A possibilidade de se apresentar, ou não, prova ou de se socorrer de meios para a efectuar é problema que não importa a este Tribunal.
Deverá ainda acrescentar-se que o n.º 5 se limita a permitir a utilização de aparelhos ou instrumentos na fiscalização do trânsito e que os elementos oferecidos, através desses aparelhos, têm o valor probatório do auto de notícia. Evidentemente que os aparelhos têm de ser utilizados por entidades com competência para tanto, que registarão os elementos apurados através dos mesmos aparelhos. Não se vê como será possível que, a olho nu, se possa chegar a quaisquer conclusões, numa sociedade como aquela em que se vive e no domínio do trânsito de automóveis.
Mas dir-se-á que a prova em apreço atenta contra o n.º 2 do artigo 32.º da Constituição. A propósito do artigo 169.º do Código de Processo Penal, a Comissão Constitucional pronunciou-se muitas e variadas vezes pela constitucionalidade do referido preceito (v., de entre muitos, os acórdãos da Comissão Constitucional de 24 de Julho de 1979 e de 3 de Junho de 1980, respectivamente, in Boletim do Ministério da Justiça, n.os 291, p. 341, e 298, p. 95). Seria inútil repetir a argumentação exaustiva que naqueles arestos é feita.

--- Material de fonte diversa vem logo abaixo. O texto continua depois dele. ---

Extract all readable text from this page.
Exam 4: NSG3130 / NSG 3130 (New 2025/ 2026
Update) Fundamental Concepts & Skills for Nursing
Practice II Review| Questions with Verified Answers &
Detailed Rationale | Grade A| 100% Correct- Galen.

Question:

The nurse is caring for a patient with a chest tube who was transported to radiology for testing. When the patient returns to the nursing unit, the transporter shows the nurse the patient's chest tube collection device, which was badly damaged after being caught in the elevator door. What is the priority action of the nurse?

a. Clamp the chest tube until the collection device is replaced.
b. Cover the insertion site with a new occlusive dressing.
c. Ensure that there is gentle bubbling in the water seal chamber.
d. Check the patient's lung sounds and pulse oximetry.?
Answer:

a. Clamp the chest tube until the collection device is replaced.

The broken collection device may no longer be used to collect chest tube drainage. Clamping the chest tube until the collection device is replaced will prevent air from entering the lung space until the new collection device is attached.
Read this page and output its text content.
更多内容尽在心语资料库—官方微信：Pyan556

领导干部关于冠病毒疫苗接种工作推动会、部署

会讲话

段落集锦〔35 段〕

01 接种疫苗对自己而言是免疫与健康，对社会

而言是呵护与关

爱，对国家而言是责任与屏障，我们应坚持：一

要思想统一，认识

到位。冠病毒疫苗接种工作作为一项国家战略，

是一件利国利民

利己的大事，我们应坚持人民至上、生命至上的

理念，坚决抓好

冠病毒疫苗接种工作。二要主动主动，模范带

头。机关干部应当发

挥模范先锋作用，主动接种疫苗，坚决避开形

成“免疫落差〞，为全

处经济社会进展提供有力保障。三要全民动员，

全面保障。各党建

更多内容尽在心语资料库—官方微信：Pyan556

Por isso, limitar-nos-emos a dizer que tal entendimento assenta em duas considerações fundamentais que se recordam muito sumariamente. Por um lado, na de que a fé atribuída em juízo nos autos de notícia não acarreta qualquer presunção de «culpabilidade» (contrária, pois, à presunção de «inocência» do artigo 32.º, n.º 2), mas se traduz apenas num especial valor probatório, aliás não definitivo, quanto a certas comprovações materiais feitas presencialmente pela autoridade pública, ou seja, uma presunção relativamente «a factos» (à sua comprovação) e nada mais. Por outro lado, na de que essa mesma fé em juízo não envolve uma manipulação ilegítima e arbitrária do princípio in dúbio pro reo, pois que o valor probatório dos autos de notícia é sempre interino, não dispensando o juiz, quando o julgue necessário em razão de dúvidas que subsistem, de promover oficiosamente as diligências probatórias complementares que julgue adequadas (cf. o artigo 169.º, § 3.º, do Código de Processo Penal).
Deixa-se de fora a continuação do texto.